Konversi lahan terus berlangsung di Indonesia untuk memenuhi kebutuhan sawit dunia yang terus bertambah. Namun, pemerintah harus mencari cara dalam menjaga atau bahkan memulihkan keanekaragaman hayati yang tercam punah.
Pulau pohon di tengah lautan perkebunan sawit
Sebuah penelitian dipublikasikan di jurnal Science pada November 2024. Makalah bertajuk "Diverse and larger tree islands promote native tree diversity in oil palm landscapes" tersebut dilakukan para peneliti University of Gottingen, Institut Pertanian Bogor, dan Universitas Jambi.
Para peneliti membangun 52 "pulau pohon" dengan berbagai ukuran dan keanekaragaman pohon. Pulau ini berada di tengah lautan perkebunan kelapa sawit industri konvensional di Sumatra. Eksperimen ini menawarkan pendekatan alternatif antara pelestarian keanekaragaman hayati dan industri perkebunan sawit.
“Pulau-pulau pohon yang lebih besar, khususnya dengan luas lebih dari 400 meter persegi, sangat penting bagi spesies pohon endemik dan hutan yang berjuang untuk menemukan habitat yang sesuai di dalam perkebunan kelapa sawit konvensional," kata penulis utama studi Gustavo Paterno dari University of Gottingen, dikutip dari rilis.
Pulau-pulau pohon itu ternyata mempercepat regenerasi alami spesies alami. Pohon yang beragam dalam sebuah kumpulan menangkap benih yang terbang dibawa angin atau burung.
Dengan demikian, terang para peneliti, proses ini meningkatkan keanekaragaman fungsi dan evolusi dalam ekosistem. Peningkatan ini sangat penting agar ekosistem dapat menahan perubahan iklim.
Baca Juga: Bahaya Konversi Hutan Menjadi Perkebunan Monokultur Kelapa Sawit
Pengelolaan perkebunan sawit demi kembalinya keanekaragaman hayati
Temuan Paterno dan tim menambah wawasan tentang pengelolaan perkebunan sawit. Pengelolaan standar biasanya mengandalkan pengembangan keanekaragaman vegetasi dengan semak belukar ditambah herbisida dan pupuk.
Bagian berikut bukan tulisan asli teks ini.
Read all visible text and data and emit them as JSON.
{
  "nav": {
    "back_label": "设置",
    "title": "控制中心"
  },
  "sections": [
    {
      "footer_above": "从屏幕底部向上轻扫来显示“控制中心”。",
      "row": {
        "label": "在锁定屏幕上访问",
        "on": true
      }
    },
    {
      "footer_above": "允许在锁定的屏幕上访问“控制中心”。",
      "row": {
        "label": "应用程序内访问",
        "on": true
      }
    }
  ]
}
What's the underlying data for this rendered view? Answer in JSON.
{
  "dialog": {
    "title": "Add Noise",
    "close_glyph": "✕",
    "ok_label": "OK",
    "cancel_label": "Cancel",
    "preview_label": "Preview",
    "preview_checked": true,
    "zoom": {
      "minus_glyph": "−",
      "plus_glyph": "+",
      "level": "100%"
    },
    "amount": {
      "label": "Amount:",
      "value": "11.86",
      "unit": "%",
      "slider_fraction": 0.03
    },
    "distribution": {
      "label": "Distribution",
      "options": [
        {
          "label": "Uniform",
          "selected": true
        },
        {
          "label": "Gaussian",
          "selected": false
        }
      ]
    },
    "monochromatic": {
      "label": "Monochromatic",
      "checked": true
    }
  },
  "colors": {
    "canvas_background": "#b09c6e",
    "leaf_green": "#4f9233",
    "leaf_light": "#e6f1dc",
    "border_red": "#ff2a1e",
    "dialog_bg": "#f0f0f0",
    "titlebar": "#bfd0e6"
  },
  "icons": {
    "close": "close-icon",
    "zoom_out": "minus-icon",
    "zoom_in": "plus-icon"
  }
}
Spesies asli endemik Indonesia barat tumbuh lebih cepat dan segera menguasai pulau-pulau pohon berkat keragaman vegetasi yang ditanam.
"Studi kami menunjukkan potensi pulau-pulau pohon untuk mengubah lahan pertanian yang miskin keanekaragaman hayati menjadi ekosistem yang penuh dengan keanekaragaman hayati dan tanaman asli," terang peneliti senior Holger Kreft.
Dalam waktu enam tahun, banyak pohon, baik yang ditanam maupun spesies asli yang tumbuh, telah mulai berbuah. Ketinggian pohon juga beragam dengan beberapa di antaranya telah mencapai lebih dari 15 meter.
Ada pun spesies asing juga tumbuh di dalam pulau pohon. Hanya saja, pertumbuhannya hanya mewakili sebagian kecil dari keseluruhan regenerasi alami di dalam kawasan yang direstorasi.
Pendekatan dengan membangun pulau pohon masih jauh dari upaya meningkatkan keanekaragaman hayati seperti hutan. Perlu jangka waktu lebih lama lagi untuk mengembalikannya secara keseluruhan.
Tingkat deforestasi di Sumatra terbilang sangat tinggi. Di Riau saja tingkat deforestasinya mencapai 3,9 juta hektare sejak 2001 hingga 2020, berdasarkan data Global Forest Watch. Provinsi ini juga menjadi salah satu penghasil sawit.
Upaya pengelolaan sawit berkelanjutan tidak terlepas akan peranan hutan. Pulau pohon juga masih memerlukan peranan ekosistem dari hutan yang kaya akan keanekaragaman hayati. Pada bagian kesimpulan, para peneliti mendesak perlindungan petak hutan yang tersisa dengan nilai konservasi yang tak tergantikan.